Thursday, October 22, 2015

Is BI a Project, a Policy, or an Ongoing Digital Capability

BI is a policy which companies are deciding to implement to manage data and an ongoing capability to capture business insight.
Business intelligence (BI) is the set of techniques and tools for the transformation of raw data into meaningful and useful information for business analysis purposes. BI complemented by Big Data plays an even larger role every year when in such domains as marketing have the right information before competitors is often crucial.  But more strategically and specifically, is BI a Project, Policy or an ongoing digital capability?


BI is not a project, it is an ongoing digital capability. It is a fundamental change in an organization and will be only successful if people are not seeing it as a project with an end date. This means for sure that you need the buy-in from the top management because the costs for BI, especially for personal support and changes of the system will never stop. The licenses are most of the time the minor part of the investment. Implementing BI in an organization has a better chance to succeed when companies have installed a BI competence center which takes care about all belongings regarding this intelligence for all parts of the company. The BI competence center is the key initiative in an organization for the successful implementation and maintaining of corporate BI.


Mostly people who are involved in the BI project are from both sides of technology and business. You implement a BI strategy with a specific primary goal in mind, cost saving, identifying bottlenecks, and you build and validate your algorithms to reach the goal. All you need to do is pitch your solution successfully. Success in BI is meeting the business requirements. Easy access to data and should load fast. Empower end user to slice and dice the data the way they want it. Success lies in the high rate of adoption of your delivery/product/initiative. Consumption, decision making, and process implementations, as well as service improvements, are based on what is produced through BI.
-Clear business objective (not detailed scope, but a few sample reports or types of information the business believes would add revenue or lower cost).
-Solid, unified cross-silo core team with dedicated, not floating, resources.
-Senior sponsorship.
-Agreement within IT and business of its priority vs other projects.


Easy to deploy with flexibility and simplification is crucial for assessing BI success. Flexibility of a tech stack or implementation approach of the same with the aim to provide a business user, the capability of slicing and dicing of data and analyze data on various parameters is key. Often every business is dynamic and changes very frequently based on market needs. So if a business user needs to analyze data in a certain way due to change in business scenario and if IT team comes back and says.. "this change takes x days/weeks to modify this kpi/report /dashboard due to the involvement of various technologies..." Guess what, it irks user and the whole BI implementation is seen as a flop exercise.

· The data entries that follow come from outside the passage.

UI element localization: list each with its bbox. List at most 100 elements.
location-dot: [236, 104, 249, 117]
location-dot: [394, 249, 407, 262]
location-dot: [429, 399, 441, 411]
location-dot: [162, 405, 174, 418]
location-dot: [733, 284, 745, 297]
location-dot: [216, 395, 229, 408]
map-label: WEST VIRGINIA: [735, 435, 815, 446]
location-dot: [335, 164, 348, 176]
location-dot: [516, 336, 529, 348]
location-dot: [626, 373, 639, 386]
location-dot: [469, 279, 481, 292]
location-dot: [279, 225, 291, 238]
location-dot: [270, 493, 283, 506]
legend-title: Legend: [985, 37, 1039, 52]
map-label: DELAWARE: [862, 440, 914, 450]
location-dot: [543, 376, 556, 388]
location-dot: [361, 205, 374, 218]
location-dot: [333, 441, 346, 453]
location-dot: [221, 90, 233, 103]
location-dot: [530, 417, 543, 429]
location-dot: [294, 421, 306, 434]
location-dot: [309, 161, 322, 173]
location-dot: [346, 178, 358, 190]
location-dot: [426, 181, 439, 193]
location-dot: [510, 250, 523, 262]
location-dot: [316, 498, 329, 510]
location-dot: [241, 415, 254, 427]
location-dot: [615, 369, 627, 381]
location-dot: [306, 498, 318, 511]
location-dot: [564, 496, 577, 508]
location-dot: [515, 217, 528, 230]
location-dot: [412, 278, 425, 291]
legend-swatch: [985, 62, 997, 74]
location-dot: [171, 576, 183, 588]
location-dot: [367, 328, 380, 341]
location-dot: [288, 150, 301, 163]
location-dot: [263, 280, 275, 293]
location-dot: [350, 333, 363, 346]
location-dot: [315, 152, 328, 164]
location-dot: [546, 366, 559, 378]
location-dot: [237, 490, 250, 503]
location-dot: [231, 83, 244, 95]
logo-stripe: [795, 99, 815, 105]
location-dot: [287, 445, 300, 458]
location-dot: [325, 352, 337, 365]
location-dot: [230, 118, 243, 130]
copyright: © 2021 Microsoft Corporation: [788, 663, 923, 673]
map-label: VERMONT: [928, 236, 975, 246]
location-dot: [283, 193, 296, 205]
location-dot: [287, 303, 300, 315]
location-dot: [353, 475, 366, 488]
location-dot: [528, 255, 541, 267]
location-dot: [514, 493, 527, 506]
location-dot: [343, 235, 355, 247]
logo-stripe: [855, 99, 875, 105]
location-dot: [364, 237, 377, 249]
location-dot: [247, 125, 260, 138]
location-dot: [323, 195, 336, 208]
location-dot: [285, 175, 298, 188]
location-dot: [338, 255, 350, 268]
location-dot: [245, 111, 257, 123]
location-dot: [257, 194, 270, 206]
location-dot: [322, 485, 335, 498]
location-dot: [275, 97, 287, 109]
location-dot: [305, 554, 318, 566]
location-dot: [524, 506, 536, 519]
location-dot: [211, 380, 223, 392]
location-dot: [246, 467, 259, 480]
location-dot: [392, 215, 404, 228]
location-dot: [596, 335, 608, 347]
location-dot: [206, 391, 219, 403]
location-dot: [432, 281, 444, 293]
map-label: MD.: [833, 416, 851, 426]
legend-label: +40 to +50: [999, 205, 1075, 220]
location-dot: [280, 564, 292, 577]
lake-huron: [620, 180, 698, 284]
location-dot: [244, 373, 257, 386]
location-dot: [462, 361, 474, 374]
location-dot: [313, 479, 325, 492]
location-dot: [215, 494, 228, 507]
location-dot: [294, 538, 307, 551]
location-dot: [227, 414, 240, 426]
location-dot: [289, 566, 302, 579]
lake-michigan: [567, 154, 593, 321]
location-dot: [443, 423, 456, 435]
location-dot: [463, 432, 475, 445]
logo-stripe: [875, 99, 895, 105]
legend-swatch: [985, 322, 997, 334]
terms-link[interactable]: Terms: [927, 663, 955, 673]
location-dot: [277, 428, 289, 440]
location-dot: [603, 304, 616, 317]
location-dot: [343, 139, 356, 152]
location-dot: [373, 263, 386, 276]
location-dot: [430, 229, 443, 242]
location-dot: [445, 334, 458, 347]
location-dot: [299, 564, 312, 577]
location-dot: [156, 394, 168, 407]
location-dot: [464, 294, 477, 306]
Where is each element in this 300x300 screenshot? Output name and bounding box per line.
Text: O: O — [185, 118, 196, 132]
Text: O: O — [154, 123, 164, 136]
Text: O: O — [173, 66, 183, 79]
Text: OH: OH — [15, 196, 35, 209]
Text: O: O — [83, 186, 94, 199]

So making a change or analyzing data on a different set of values by the business user on the fly is key to the success of BI projects. In a nutshell, the end product should look like an Excel that is the tool every business user is connected with because of flexibility it offers and simplicity to modify the analysis on the fly.

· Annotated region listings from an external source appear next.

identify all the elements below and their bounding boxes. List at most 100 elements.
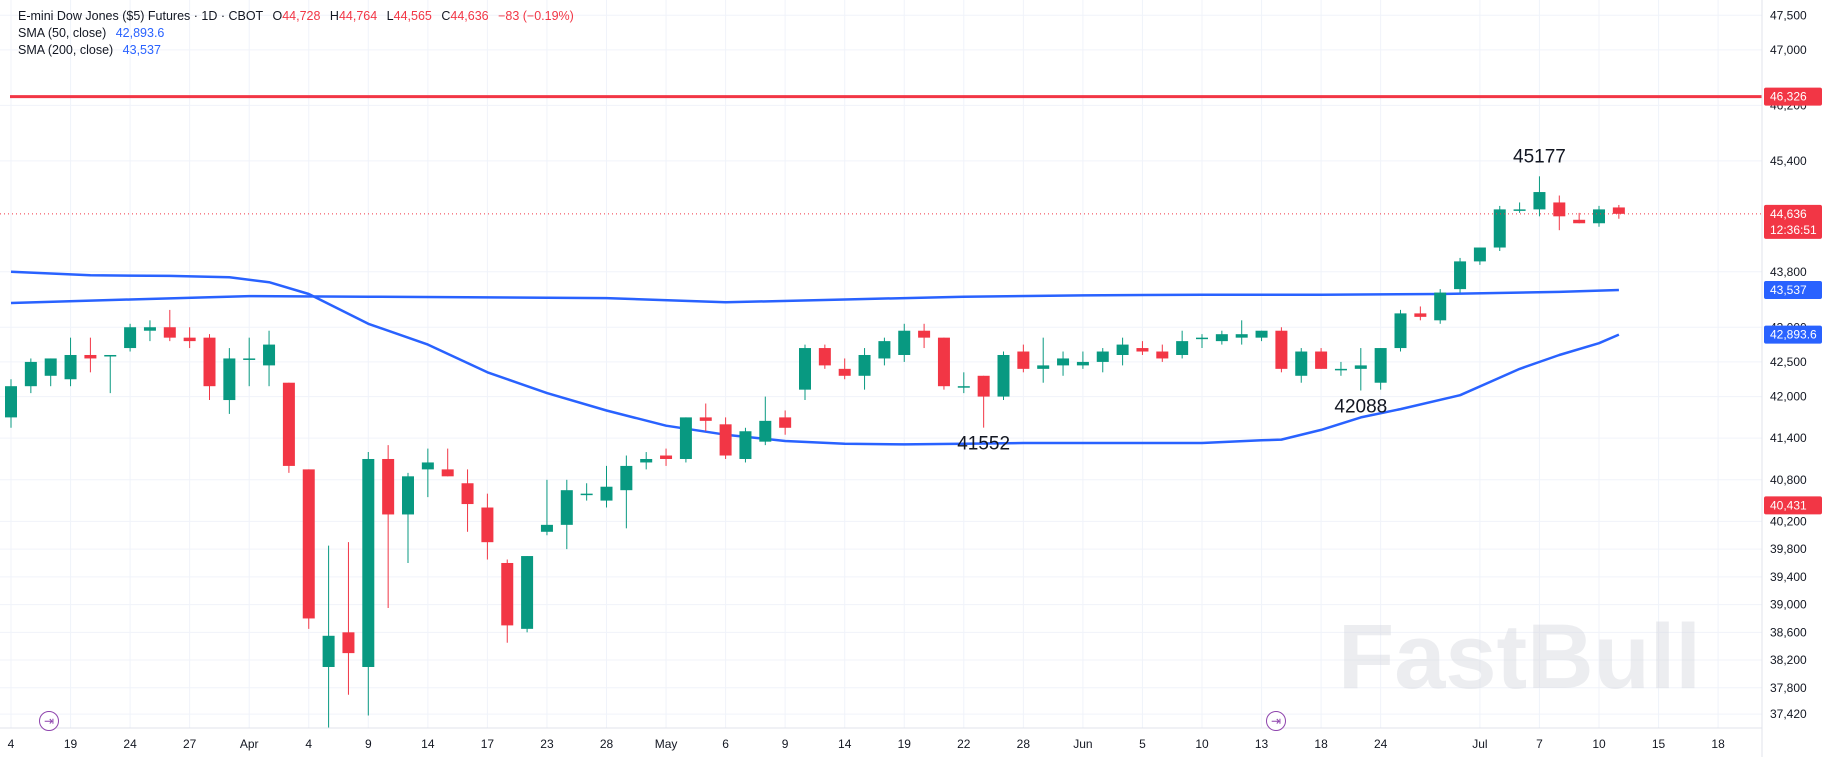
candle (620, 455, 633, 529)
candle-body (957, 386, 970, 388)
candle-body (183, 337, 196, 342)
price-tag: 43,537 (1764, 281, 1822, 300)
candle (719, 417, 732, 459)
candle (1275, 327, 1288, 373)
symbol-title[interactable]: E-mini Dow Jones ($5) Futures · 1D · CBO… (18, 9, 263, 23)
candle-body (64, 354, 77, 380)
price-tick-label: 37,800 (1770, 681, 1807, 695)
candle-body (1612, 207, 1625, 214)
candle-body (1156, 351, 1169, 359)
candle-body (1136, 348, 1149, 352)
time-tick-label: 24 (1374, 737, 1388, 751)
candle-body (481, 507, 494, 543)
candle (799, 344, 811, 401)
price-tick-label: 42,000 (1770, 390, 1807, 404)
price-axis[interactable]: 37,420 37,800 38,200 38,600 39,000 39,400 39,8… (1761, 0, 1807, 757)
candle (342, 542, 355, 695)
price-tag: 40,431 (1764, 496, 1822, 515)
candle (1553, 195, 1566, 231)
candle-body (898, 330, 911, 355)
sma50-line (10, 270, 1620, 446)
sma50-value: 42,893.6 (115, 26, 165, 40)
candle (818, 344, 831, 369)
candle (560, 479, 573, 550)
open-value: 44,728 (282, 9, 321, 23)
annotation-label: 45177 (1513, 146, 1566, 167)
low-value: 44,565 (393, 9, 432, 23)
candle-body (1235, 334, 1248, 338)
candle (779, 410, 792, 435)
price-tick-label: 40,200 (1770, 514, 1807, 528)
candle (1394, 309, 1407, 352)
candle-body (24, 361, 37, 387)
candle-body (143, 327, 156, 331)
candle (143, 320, 156, 342)
price-tick-label: 47,000 (1770, 43, 1807, 57)
candle-body (382, 458, 395, 515)
legend-sma50-row[interactable]: SMA (50, close) 42,893.6 (18, 25, 574, 42)
candle-body (540, 524, 553, 532)
price-tick-label: 39,800 (1770, 542, 1807, 556)
candle (223, 348, 236, 414)
price-tag-label: 40,431 (1770, 498, 1807, 512)
candle-body (1573, 219, 1586, 224)
candle-body (1374, 348, 1387, 383)
candle-body (679, 417, 692, 459)
candle-body (362, 458, 375, 667)
price-tag: 42,893.6 (1764, 325, 1822, 344)
time-tick-label: 28 (600, 737, 614, 751)
time-tick-label: Jul (1472, 737, 1487, 751)
candle (1414, 306, 1427, 321)
sma50-label[interactable]: SMA (50, close) (18, 26, 107, 40)
sma200-line (10, 288, 1619, 305)
candle (302, 469, 315, 629)
price-tick-label: 47,500 (1770, 8, 1807, 22)
candle-body (1493, 209, 1506, 248)
candle (1454, 257, 1467, 293)
candle-body (1334, 368, 1347, 371)
price-tag: 46,326 (1764, 87, 1822, 106)
candle (540, 479, 553, 536)
price-tag-bg (1764, 496, 1822, 515)
candle-body (779, 417, 792, 428)
candle-body (1593, 209, 1605, 224)
chart-legend: E-mini Dow Jones ($5) Futures · 1D · CBO… (18, 8, 574, 59)
candle-body (5, 386, 17, 418)
sma200-value: 43,537 (122, 43, 161, 57)
time-tick-label: 28 (1017, 737, 1031, 751)
candle-body (1116, 344, 1129, 355)
candle (1215, 330, 1228, 345)
candle-body (1057, 358, 1070, 366)
legend-sma200-row[interactable]: SMA (200, close) 43,537 (18, 42, 574, 59)
time-axis[interactable]: 4 19 24 27 Apr 4 9 14 17 23 28 May 6 9 14 19 22 28 Jun 5 10 1… (0, 727, 1762, 751)
time-tick-label: 14 (838, 737, 852, 751)
candle-body (1037, 365, 1050, 369)
candle-body (799, 348, 811, 390)
candle (1374, 348, 1387, 390)
time-tick-label: 4 (305, 737, 312, 751)
time-tick-label: 13 (1255, 737, 1269, 751)
time-tick-label: 9 (365, 737, 372, 751)
candle-body (1394, 313, 1407, 349)
last-price-tag-value: 44,636 (1770, 207, 1807, 221)
candle (521, 556, 534, 633)
candle-body (302, 469, 315, 619)
candle (699, 403, 712, 432)
candle-body (203, 337, 216, 387)
candle (84, 337, 97, 373)
candle (1235, 320, 1248, 345)
chart-grid (0, 0, 1762, 728)
candle (739, 427, 752, 463)
time-tick-label: 5 (1139, 737, 1146, 751)
candle (1533, 176, 1546, 217)
scroll-back-icon[interactable]: ⇥ (39, 711, 59, 731)
scroll-forward-icon[interactable]: ⇥ (1266, 711, 1286, 731)
candle (421, 448, 434, 498)
price-tick-label: 39,000 (1770, 598, 1807, 612)
candle-body (937, 337, 950, 387)
candle (679, 417, 692, 463)
candle (1612, 204, 1625, 219)
sma200-label[interactable]: SMA (200, close) (18, 43, 114, 57)
candle-body (322, 635, 335, 667)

BI is not a project, BI is a policy, which companies are deciding to implement to manage data. This policy consists of such elements like collection/gathering, storage, processing and publication of data. The policy is focused on supporting business processes. Whether the business process is effective or not, you have to measure it. It means you have to register all information, which are related to each task. Then you can analyze the process. BI policy implementation is about describing business processes. If you are aware how the process is conducted then you can deal with data. You can also ask what information is needed by operators at each task to make work more effective. Asking the right questions to the stakeholders upfront, and have the flexibility to pivot as the picture comes into focus.

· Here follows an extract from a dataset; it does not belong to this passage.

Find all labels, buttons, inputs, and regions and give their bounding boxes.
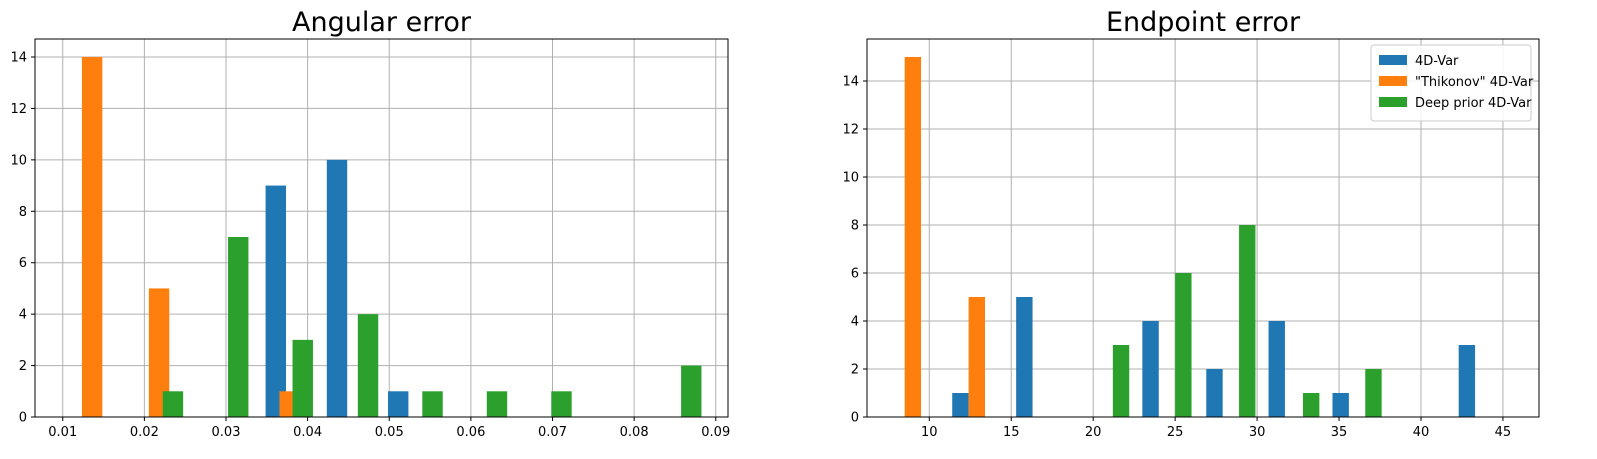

Too often people over think the success metrics. Basically, you will see it in usage and people will talk about it. It is, however, critical that you know what the success factors should be prior to starting, otherwise it's pointless to deliver something for the sake of delivering it. Without business goals, you shouldn't have executed a BI initiative to start off with. If you don't scope it right with the end goal in mind, with all stakeholders fully aware of requirements and what will be delivered, it won't succeed or be adopted.